Doctrine et analyses
Comptes rendus

Prise sous les tirs croisés

PIBD 1172-II-1
États-Unis : action en contrefaçon de marque contre une influenceuse

d’après l’article de Matthew L. Seror* et Michael Worth* : Caught in the crossfire, in IPM, novembre 2021, p. 48-49

Texte

Peut-on agir en contrefaçon de marque contre une influenceuse qui fait la promotion de produits présumés contrefaisants sur son blog ? Un tribunal californien juge que oui.

Petunia Products est titulaire de la marque BROW1 BOOST sous laquelle il commercialise le mascara pour sourcils « Billion Dollar Brows ». Estimant sa marque contrefaite, Petunia lance une action en contrefaçon contre un fabricant de cosmétiques concurrent qui utilise le hashtag #BROWBOOST sur les réseaux sociaux pour promouvoir ses produits. L’originalité de cette action réside dans le fait que Petunia lance également une action en justice contre la mannequin et influenceuse Molly Sims qui fait la promotion des produits présumés contrefaisants sur son blog.

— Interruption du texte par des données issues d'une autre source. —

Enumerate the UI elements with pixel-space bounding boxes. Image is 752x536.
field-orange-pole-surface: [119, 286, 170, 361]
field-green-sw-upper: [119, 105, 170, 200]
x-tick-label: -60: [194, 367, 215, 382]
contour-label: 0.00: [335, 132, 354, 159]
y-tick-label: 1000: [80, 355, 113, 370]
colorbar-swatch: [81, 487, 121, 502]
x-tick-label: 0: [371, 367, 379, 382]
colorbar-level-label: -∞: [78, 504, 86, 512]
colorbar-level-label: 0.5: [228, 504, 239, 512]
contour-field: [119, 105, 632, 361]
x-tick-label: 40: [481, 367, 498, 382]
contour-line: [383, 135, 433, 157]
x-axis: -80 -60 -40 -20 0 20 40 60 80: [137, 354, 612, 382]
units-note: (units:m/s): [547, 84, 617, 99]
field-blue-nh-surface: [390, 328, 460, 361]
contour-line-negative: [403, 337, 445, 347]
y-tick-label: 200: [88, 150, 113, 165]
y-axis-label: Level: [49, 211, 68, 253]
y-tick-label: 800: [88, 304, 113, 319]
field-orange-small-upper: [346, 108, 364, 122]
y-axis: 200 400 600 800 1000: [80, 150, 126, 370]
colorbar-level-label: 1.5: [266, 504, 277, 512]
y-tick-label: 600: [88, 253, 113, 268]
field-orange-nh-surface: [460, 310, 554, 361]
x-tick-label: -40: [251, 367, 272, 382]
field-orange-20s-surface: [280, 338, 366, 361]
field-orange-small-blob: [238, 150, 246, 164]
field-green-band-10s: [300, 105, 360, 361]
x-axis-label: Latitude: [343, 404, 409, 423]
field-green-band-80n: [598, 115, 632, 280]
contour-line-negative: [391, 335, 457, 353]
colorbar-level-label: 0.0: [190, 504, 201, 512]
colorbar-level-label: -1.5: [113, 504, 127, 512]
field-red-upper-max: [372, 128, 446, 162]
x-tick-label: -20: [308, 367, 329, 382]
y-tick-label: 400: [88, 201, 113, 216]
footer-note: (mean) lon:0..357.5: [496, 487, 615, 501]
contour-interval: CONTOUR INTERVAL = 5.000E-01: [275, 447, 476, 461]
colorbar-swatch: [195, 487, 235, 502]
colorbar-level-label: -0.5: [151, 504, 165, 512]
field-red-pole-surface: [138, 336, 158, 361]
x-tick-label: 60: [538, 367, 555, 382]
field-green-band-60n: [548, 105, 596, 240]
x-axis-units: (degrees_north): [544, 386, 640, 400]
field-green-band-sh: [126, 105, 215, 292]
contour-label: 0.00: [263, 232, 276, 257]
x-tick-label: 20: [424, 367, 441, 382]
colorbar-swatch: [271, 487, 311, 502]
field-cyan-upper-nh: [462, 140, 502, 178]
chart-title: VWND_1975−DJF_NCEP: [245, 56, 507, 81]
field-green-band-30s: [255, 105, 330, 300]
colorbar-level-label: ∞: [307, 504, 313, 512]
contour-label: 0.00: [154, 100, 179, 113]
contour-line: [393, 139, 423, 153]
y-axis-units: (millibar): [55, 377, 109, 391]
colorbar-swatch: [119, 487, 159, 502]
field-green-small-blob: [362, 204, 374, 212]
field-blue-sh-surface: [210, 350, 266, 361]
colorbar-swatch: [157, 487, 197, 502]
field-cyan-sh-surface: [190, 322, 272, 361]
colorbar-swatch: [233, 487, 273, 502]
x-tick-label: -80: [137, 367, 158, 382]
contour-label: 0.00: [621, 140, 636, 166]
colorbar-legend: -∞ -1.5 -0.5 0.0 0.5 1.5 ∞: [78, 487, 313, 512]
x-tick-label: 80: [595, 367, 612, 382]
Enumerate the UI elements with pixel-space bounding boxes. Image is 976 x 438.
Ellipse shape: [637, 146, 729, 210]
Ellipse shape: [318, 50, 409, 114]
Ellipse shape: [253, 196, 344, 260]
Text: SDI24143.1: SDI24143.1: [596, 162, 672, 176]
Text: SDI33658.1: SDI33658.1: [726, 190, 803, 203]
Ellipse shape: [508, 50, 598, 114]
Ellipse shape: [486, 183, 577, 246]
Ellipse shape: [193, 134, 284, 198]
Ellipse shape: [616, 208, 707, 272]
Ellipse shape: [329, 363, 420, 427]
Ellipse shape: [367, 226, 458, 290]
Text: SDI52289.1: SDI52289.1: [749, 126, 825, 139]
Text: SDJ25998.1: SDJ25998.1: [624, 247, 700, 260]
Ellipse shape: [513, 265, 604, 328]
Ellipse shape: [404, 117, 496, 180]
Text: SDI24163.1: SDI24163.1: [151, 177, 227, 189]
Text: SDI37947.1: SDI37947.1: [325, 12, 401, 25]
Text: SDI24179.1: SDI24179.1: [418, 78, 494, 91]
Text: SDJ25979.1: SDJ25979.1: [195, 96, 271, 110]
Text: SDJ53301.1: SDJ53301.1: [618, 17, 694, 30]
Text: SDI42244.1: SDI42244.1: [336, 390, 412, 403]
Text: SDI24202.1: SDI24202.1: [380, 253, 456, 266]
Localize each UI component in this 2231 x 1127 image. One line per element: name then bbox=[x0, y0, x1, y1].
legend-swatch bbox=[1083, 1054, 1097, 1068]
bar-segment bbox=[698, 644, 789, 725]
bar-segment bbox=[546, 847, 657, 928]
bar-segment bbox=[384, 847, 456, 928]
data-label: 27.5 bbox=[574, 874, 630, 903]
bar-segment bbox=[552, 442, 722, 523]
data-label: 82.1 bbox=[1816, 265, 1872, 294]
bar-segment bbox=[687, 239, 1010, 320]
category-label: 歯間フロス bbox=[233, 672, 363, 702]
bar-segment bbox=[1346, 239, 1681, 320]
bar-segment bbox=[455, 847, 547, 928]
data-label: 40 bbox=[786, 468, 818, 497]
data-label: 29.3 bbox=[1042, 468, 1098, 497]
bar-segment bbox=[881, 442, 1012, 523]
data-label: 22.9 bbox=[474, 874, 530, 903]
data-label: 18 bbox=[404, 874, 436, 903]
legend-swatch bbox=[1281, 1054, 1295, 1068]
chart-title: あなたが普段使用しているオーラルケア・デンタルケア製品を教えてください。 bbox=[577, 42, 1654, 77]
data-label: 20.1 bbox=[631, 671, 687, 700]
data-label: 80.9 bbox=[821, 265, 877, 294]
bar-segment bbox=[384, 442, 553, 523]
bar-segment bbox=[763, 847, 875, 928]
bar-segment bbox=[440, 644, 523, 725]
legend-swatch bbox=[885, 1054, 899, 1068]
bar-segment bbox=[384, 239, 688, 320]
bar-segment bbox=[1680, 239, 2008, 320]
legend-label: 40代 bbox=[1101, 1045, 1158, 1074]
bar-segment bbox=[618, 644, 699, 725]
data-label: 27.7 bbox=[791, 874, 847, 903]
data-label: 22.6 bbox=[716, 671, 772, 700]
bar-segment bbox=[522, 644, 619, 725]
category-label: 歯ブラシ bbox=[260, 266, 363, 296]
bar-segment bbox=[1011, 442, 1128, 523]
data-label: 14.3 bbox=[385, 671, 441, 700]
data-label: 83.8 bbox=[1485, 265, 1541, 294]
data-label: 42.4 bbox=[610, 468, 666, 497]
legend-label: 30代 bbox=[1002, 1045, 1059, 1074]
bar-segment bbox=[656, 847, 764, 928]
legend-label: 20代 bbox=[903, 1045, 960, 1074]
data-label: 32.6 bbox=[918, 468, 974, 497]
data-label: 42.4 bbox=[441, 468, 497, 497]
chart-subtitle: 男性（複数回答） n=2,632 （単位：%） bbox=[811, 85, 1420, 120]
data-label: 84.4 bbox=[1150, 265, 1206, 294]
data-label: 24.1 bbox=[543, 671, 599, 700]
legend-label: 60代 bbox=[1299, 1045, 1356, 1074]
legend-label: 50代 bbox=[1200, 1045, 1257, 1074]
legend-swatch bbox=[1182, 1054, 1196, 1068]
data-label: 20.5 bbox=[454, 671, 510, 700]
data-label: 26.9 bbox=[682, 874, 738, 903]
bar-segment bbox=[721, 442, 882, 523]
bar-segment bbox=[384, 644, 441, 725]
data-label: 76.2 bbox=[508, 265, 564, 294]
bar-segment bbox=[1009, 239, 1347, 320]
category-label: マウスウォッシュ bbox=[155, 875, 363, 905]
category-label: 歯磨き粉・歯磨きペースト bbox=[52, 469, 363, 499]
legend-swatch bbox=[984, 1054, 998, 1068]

M. Sims est accusée de contrefaçon directe et indirecte de marque, de publicité mensongère et trompeuse et de pratiques commerciales déloyales. Elle dépose une motion de rejet2 pour tous ces griefs. Les auteurs ne traitent ici que de la contrefaçon directe pour laquelle la motion a été rejetée par le tribunal de district.

Pour démontrer la contrefaçon, le demandeur doit prouver que le défendeur utilise la marque dans le commerce et que cet usage crée un risque de confusion. Il y a usage dans le commerce lorsque le défendeur utilise la marque dans le cadre de « la vente, la distribution ou la promotion des produits ou services ». Les auteurs recensent les différents types de collaboration entre les titulaires de marques et les influenceurs afin de déterminer s’il y a ou non usage dans le commerce. Ils reconnaissent que la notion d’usage dans le commerce telle qu’on l’interprète n’est peut-être plus en phase avec le rôle que jouent désormais les réseaux sociaux dans la promotion des produits et services. Le tribunal a fini par considérer que le post de M. Sims était une publicité rémunérée et qu’il y avait donc bien usage dans le commerce.

Concernant le risque de confusion, le tribunal a relevé que les produits étaient en concurrence directe l’un avec l’autre et qu’ils utilisaient tous les deux les termes brow et boost. L'influenceuse a essayé de faire valoir qu’il ne pouvait y avoir risque de confusion puisqu’elle avait clairement cité le concurrent comme étant le fabricant du mascara et qu’elle n’avait fait aucune mention de Petunia, ni de ses produits. Le tribunal a rejeté cet argument et a considéré que le consommateur pouvait penser qu’il y avait un lien entre Petunia et les produits concurrents présentés sur le blog.

* Buchalter.
1 Sourcil en anglais.
2
« 231 - Motions et exceptions. [...] Un défendeur pourrait faire valoir que, même si le plaignant parvenait à prouver tous les faits avancés, sa requête devrait néanmoins être rejetée sur le fond et de plein droit. L’on dit que le défendeur introduit une motion de demur par laquelle il demande au tribunal de repousser la prétention de son opposant sans qu’il soit nécessaire de produire de preuve. Dans certaines juridictions cette motion est connue sous le titre de motion to dismiss, ou motion de rejet par faute de faire valoir un droit à réparation, ou celui d’exception of no cause or right of action, équivalent à une exception pour défaut de base légale. Si la motion ou l’exception soulevée par le défendeur est jugée recevable, le demandeur pourra être autorisé à modifier ou amender sa plainte. Si le tribunal statuait contre le défendeur, ce dernier devrait alors répondre au fond dans un délai spécifique. » in Droit des États-Unis, 2e édition, Alain A. Levasseur, Précis Dalloz, p. 105-106.

Texte
Les opinions exprimées dans les articles cités n’engagent que leurs auteurs et ne représentent pas la position de l’INPI.